Die Unfallversicherungsträger als Anspruchsinhaber gemäß § 110 Abs. 1 SGB VII fordern in ihren Regressprozessen keine fremden Verwaltungskosten. Hinsichtlich der Verwaltungskosten, die die Krankenkasse den Unfallversicherungsträgern für die Berechnung und Auszahlung des Verletztengeldes in Rechnung stellt, gab es bisher, soweit ersichtlich, keine explizite obergerichtliche Entscheidung, ob diese als fremde und damit erstattungspflichtige Verwaltungskosten anzusehen sind oder als – letztlich ausgelagerte – nicht erstattungspflichtige eigene Verwaltungskosten der Unfallversicherungsträger. Das OLG Dresden ordnet diese Verwaltungskosten, die tatsächlich angefallen und vom Unfallversicherungsträger an die Krankenkasse ausgezahlt wurden, den fremden und damit erstattungspflichtigen Verwaltungskosten zu. Auch entsprechende Gerichtsgebühren, Gutachtengebühren, Zinsen, die nach § 44 SGB I an den Versicherten zu zahlen waren, die vom Unfallversicherungsträger zu entrichtenden Gerichtskosten in Sozialgerichtsverfahren und erstattete Rechtsanwaltsgebühren des Versicherten in Sozialgerichtsverfahren sind erstattungspflichtige Aufwendungen, die nach § 110 Abs. 1 SGB VII regressiert werden dürfen.

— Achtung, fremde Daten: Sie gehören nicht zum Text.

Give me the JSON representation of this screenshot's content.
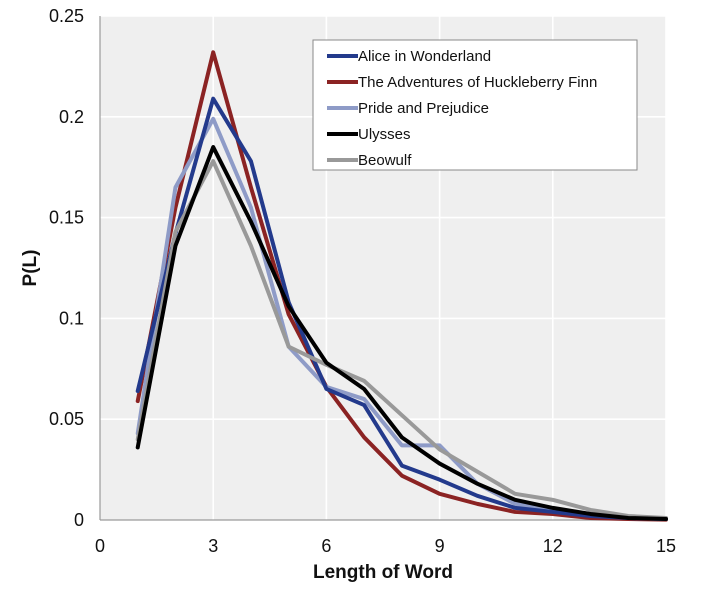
{
  "chart_data": {
    "type": "line",
    "title": "",
    "xlabel": "Length of Word",
    "ylabel": "P(L)",
    "xlim": [
      0,
      15
    ],
    "ylim": [
      0,
      0.25
    ],
    "xticks": [
      "0",
      "3",
      "6",
      "9",
      "12",
      "15"
    ],
    "yticks": [
      "0",
      "0.05",
      "0.1",
      "0.15",
      "0.2",
      "0.25"
    ],
    "grid": true,
    "legend_position": "top-right",
    "x": [
      1,
      2,
      3,
      4,
      5,
      6,
      7,
      8,
      9,
      10,
      11,
      12,
      13,
      14,
      15
    ],
    "series": [
      {
        "name": "Alice in Wonderland",
        "color": "#233a8c",
        "values": [
          0.064,
          0.142,
          0.209,
          0.178,
          0.108,
          0.065,
          0.057,
          0.027,
          0.02,
          0.012,
          0.006,
          0.004,
          0.002,
          0.001,
          0.0005
        ]
      },
      {
        "name": "The Adventures of Huckleberry Finn",
        "color": "#8b2323",
        "values": [
          0.059,
          0.155,
          0.232,
          0.165,
          0.102,
          0.066,
          0.041,
          0.022,
          0.013,
          0.008,
          0.004,
          0.003,
          0.001,
          0.0005,
          0.0002
        ]
      },
      {
        "name": "Pride and Prejudice",
        "color": "#8e9bc7",
        "values": [
          0.043,
          0.165,
          0.199,
          0.155,
          0.086,
          0.066,
          0.06,
          0.037,
          0.037,
          0.018,
          0.008,
          0.005,
          0.003,
          0.001,
          0.0005
        ]
      },
      {
        "name": "Ulysses",
        "color": "#000000",
        "values": [
          0.036,
          0.136,
          0.185,
          0.148,
          0.106,
          0.078,
          0.065,
          0.041,
          0.028,
          0.018,
          0.01,
          0.006,
          0.003,
          0.001,
          0.0005
        ]
      },
      {
        "name": "Beowulf",
        "color": "#999999",
        "values": [
          0.04,
          0.143,
          0.178,
          0.136,
          0.086,
          0.077,
          0.069,
          0.052,
          0.035,
          0.024,
          0.013,
          0.01,
          0.005,
          0.002,
          0.001
        ]
      }
    ]
  }
}
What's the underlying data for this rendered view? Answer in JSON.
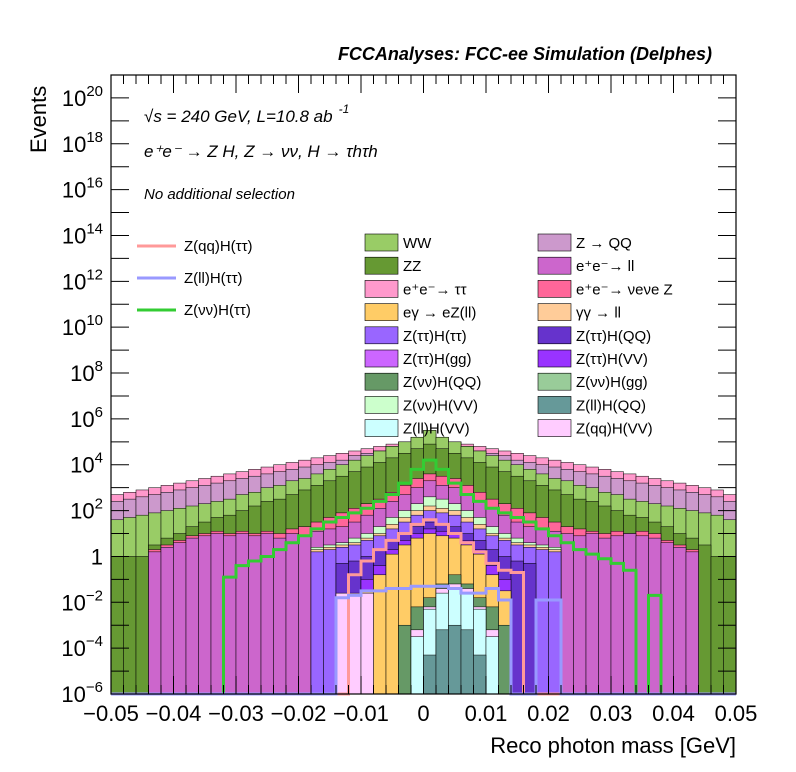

Mit diesem Hinweisbeschluss des OLG Dresden vom 10. Juni 2024 ist damit für die Regressprozesse der Unfallversicherungsträger eine zuvor nicht geklärte Frage beantwortet worden. Dies ist im Sinne der Rechtsklarheit zu begrüßen. 

Die Inhalte dieser Rechtskolumne stellen allein die Einschätzungen des Autors/der Autorin dar.